Amazon uses focal points to help its customers use its website but American Apparel doesn’t.
Yesterday’s post (here) talked about focal points helping your staff to make the right decisions. The same ideas can be applied to your customers.
Products and processes need to be designed to follow natural focal points for customers. For any process that you want your customers to go through there will be things that they naturally expect to see, if you find these and incorporate them in your processes then you will make life easier for them.
For example, when someone visits Amazon they are likely to want to search for something. So the search box is big and right in the middle at the top of the screen. Lots of other sites hide their search boxes away in a corner.
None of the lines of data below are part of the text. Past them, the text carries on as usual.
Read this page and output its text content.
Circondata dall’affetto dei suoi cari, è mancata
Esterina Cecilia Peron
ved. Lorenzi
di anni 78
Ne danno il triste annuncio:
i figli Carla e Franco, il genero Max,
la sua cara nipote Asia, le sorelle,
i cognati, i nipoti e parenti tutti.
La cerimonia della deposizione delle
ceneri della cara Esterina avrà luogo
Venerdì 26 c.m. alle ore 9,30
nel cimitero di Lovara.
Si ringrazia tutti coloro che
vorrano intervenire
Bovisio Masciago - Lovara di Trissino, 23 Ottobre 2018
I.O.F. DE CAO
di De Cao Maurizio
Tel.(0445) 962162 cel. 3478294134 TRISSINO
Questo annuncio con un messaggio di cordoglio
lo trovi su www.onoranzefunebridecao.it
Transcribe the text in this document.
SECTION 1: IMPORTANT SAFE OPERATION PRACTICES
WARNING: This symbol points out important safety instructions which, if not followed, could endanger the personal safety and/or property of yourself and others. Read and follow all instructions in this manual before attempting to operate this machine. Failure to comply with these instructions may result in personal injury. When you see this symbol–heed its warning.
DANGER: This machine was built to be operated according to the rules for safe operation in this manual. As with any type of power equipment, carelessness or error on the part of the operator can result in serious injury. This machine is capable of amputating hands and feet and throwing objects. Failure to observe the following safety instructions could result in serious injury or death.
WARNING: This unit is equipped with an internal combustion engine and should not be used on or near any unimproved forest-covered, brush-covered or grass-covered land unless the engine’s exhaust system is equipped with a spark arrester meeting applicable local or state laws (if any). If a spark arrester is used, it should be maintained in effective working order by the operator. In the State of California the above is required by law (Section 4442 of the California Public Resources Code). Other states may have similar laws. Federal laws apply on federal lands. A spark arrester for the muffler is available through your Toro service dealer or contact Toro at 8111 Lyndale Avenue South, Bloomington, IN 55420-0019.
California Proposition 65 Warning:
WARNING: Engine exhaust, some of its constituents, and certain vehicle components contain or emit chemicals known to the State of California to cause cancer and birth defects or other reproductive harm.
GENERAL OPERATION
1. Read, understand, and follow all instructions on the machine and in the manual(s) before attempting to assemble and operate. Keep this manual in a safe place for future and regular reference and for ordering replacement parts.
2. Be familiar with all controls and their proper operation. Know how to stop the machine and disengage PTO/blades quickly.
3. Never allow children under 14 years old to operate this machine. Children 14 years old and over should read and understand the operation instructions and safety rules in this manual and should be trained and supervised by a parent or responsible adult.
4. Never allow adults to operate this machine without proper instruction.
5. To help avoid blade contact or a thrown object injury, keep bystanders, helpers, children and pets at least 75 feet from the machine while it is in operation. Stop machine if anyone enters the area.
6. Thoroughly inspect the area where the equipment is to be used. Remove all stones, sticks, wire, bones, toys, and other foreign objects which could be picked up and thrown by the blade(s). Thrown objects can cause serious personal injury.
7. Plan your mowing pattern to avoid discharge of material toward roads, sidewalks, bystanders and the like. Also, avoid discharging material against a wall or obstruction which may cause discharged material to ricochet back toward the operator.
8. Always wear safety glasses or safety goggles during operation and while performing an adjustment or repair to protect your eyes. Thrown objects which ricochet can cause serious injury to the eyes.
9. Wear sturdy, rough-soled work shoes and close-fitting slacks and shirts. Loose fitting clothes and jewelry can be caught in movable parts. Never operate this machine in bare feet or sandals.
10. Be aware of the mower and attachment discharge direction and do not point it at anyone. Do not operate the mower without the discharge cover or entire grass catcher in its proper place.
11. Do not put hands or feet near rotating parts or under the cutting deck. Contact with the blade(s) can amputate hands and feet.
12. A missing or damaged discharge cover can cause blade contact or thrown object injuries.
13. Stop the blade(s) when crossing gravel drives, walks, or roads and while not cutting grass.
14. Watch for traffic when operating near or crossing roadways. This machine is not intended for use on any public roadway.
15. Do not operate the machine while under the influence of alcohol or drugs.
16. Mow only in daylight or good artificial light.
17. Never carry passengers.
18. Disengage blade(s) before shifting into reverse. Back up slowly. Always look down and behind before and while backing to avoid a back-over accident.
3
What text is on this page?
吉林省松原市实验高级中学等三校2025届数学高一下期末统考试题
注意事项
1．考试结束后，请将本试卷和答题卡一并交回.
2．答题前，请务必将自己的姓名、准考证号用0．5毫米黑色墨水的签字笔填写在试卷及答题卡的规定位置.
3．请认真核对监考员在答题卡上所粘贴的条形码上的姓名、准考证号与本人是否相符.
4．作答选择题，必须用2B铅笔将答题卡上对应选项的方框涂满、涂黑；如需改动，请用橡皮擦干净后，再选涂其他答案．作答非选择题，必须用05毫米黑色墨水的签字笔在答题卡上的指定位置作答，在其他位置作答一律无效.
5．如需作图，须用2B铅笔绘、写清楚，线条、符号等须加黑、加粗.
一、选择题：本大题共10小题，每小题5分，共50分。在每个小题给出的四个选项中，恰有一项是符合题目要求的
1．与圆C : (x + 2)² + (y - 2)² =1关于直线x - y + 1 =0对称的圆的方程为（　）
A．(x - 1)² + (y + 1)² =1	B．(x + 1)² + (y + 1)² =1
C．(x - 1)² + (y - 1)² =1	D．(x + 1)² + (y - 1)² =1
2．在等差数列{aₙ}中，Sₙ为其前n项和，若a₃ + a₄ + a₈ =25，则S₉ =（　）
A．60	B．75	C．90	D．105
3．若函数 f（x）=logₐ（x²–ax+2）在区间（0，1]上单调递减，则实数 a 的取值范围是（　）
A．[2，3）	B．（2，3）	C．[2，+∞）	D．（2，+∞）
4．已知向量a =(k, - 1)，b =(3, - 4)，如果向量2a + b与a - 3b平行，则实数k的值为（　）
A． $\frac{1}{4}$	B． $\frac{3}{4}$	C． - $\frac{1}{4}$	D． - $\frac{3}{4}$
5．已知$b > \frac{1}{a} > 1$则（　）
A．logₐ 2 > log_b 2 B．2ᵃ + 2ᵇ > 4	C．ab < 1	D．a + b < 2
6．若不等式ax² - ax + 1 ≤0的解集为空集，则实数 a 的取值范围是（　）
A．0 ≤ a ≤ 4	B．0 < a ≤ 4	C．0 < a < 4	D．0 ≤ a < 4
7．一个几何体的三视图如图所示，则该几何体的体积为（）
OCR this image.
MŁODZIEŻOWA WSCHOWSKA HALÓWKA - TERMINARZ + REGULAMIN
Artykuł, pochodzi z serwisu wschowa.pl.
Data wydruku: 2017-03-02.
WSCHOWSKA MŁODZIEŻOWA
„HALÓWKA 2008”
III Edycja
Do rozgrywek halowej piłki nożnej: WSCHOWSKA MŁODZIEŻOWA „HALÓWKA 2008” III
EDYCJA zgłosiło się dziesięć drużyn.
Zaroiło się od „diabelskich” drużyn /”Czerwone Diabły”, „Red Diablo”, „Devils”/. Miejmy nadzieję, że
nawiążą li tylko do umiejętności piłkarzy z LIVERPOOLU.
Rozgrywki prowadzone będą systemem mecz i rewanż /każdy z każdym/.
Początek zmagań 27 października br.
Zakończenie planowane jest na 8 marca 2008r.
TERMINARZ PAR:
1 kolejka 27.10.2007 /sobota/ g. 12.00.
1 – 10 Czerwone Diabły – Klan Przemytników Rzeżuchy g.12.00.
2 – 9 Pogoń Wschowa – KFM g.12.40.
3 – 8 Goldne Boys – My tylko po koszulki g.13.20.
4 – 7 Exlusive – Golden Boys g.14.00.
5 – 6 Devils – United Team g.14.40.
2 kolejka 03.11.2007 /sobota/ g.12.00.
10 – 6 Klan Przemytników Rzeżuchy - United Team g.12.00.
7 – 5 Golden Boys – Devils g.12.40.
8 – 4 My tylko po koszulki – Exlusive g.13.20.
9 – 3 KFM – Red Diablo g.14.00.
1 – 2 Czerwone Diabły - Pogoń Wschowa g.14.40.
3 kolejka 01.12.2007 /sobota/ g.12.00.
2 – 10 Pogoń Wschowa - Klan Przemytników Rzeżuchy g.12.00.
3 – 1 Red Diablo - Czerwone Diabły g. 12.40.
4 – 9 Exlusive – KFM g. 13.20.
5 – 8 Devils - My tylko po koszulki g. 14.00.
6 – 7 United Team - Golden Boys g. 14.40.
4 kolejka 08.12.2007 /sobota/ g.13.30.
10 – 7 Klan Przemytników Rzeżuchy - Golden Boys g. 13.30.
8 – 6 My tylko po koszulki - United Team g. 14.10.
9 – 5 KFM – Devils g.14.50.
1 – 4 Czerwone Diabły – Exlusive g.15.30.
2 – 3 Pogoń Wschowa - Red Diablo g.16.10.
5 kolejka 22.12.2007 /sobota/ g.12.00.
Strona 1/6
Most retailers like Amazon now have similar, large search boxes but fashion retailers focus more on stylish design than finding focal points for their customers. If you visit the American Apparel site this is their homepage:
I can’t even buy anything from this screen. I need to find the correct country flag on the bottom left to then click through to the online store, which looks like this:
Now the bulk of the page is taken up with the chance to explore their factory rather than products that I might want to buy, and the search box is fairly small. Their design led approach looks good but it isn’t giving customers an easy path to find what they want. They are trying show the customer what they want them to see rather than what the customer wants.
Today’s takeaway: Find the natural ways that your customers follow a process or use a product. Find their focal points.